Singapore Writers Festival: Why people stop listening to new music and Arkady Martine’s masterclass

Speculative fiction writer Arkady Martine held a masterclass at Singapore Writers Festival. PHOTO: ARTS HOUSE LIMITED

SINGAPORE – At 14, the boy who would become the prodigious musician Prince would stay up all night in the basement creating music, emerging only in the morning with a cassette he had created before heading off to school.

“That’s how you get a record deal at age 18,” said the late American singer’s former record engineer Susan Rogers, whose session at the Singapore Writers Festival – held at the Chamber at The Arts House on Nov 26 – saw excited audience members attempting to explain why they like their favourite music.

An American professor in music production and engineering at the renowned Berklee College of Music, Dr Rogers worked with Prince from 1983 to 1987, a period that included his most successful sixth studio album Purple Rain (1984).

She said: “He was so unusual. He was tremendously creative, courageous. A powerful work ethic. Very high IQ, very, very intelligent. When you put all those things together, you get a really extraordinary individual.”

But Prince was not what the session, titled Susan Rogers: Take A Bad Song And Make It Better, was ultimately about, and Dr Rogers gave a fascinating breakdown of how listening to music activates the whole brain: the left brain processing lyrics, the right registering melody and harmony, the front assessing style and originality, and the back possibly experiencing visualisations.

Yet, what really determines if a person will return to the piece is whether the dopamine system in the brain rewards this listening. Dr Rogers said that is how she came to enjoy heavy metal music, as she associates it with two students she befriended who introduced her to the genre.

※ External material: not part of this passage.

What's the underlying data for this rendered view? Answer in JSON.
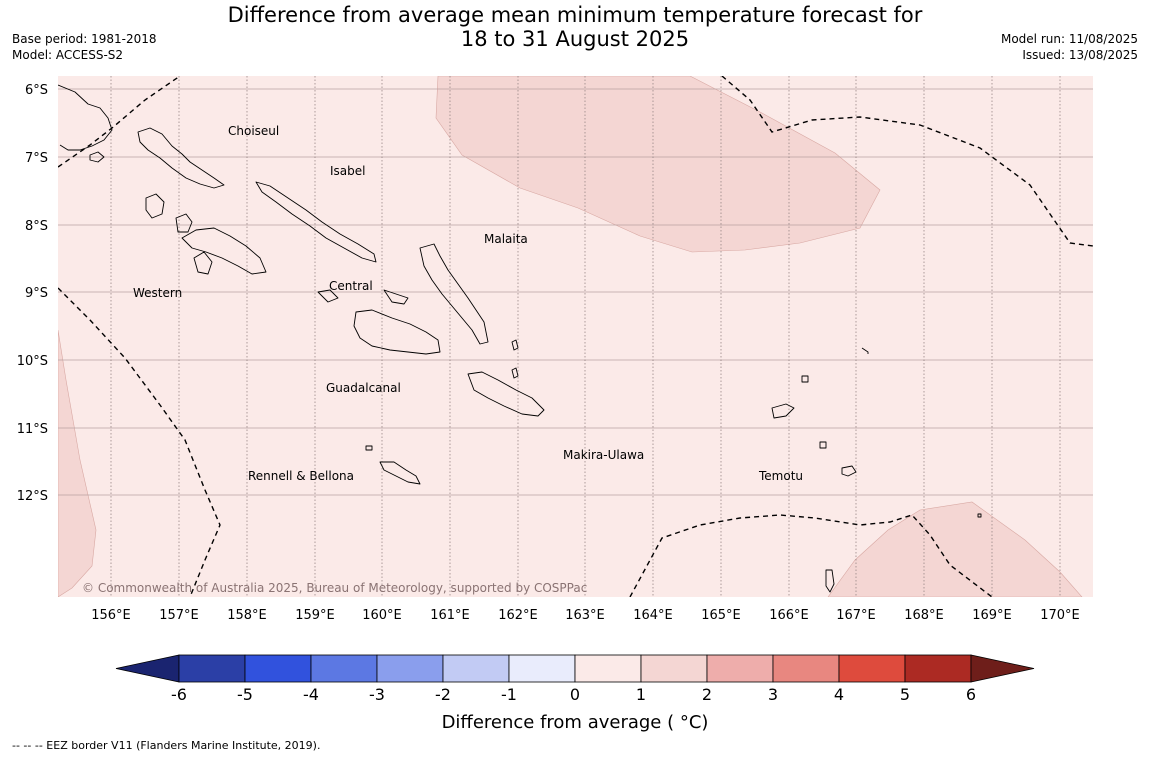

This dopamine hit is also why many people stop listening to new music when they become adults. She said: “As we get older, we tend to think, ‘This is the body of music that solved my problems for me. This is the music that made me dance, that my friends like.’

“Just as when you get older, you know the foods that you like and don’t really get adventurous unless you’re working in the food industry.”

The day before, at the Living Room at The Arts House, American speculative fiction writer and historian of the Byzantine Empire Arkady Martine impressed upon participants who signed up for her world-building masterclass the importance of practising pastiche in creating their authorial voice.

Martine wrote the science-fiction duology A Memory Called Empire (2019) and its sequel A Desolation Called Peace (2021), which transpose the political tensions between the Byzantium Empire and Armenia in the 11th century into space.

She instructed some 50 aspiring writers to spend 10 minutes writing a scene with the dialogue prompt, “A: Tell me you have a plan. B: It’ll be fine.”

The catch: they should do this while imitating the styles of three passages of writing she had picked out by William Gibson, Stephen King and Mervyn Peake.

“Because to be able to successfully imitate, you have to understand what an author is really doing with voice. It also lets you take the bits you like and use them for yourself,” she said.

Martine said she intentionally weeded out the Roman Empire tropes and Christianity that form the substrate of so much science fiction in A Memory Called Empire. “I’m interested in a different kind of simulation. Because I am a professional historian, I knew where to go looking.”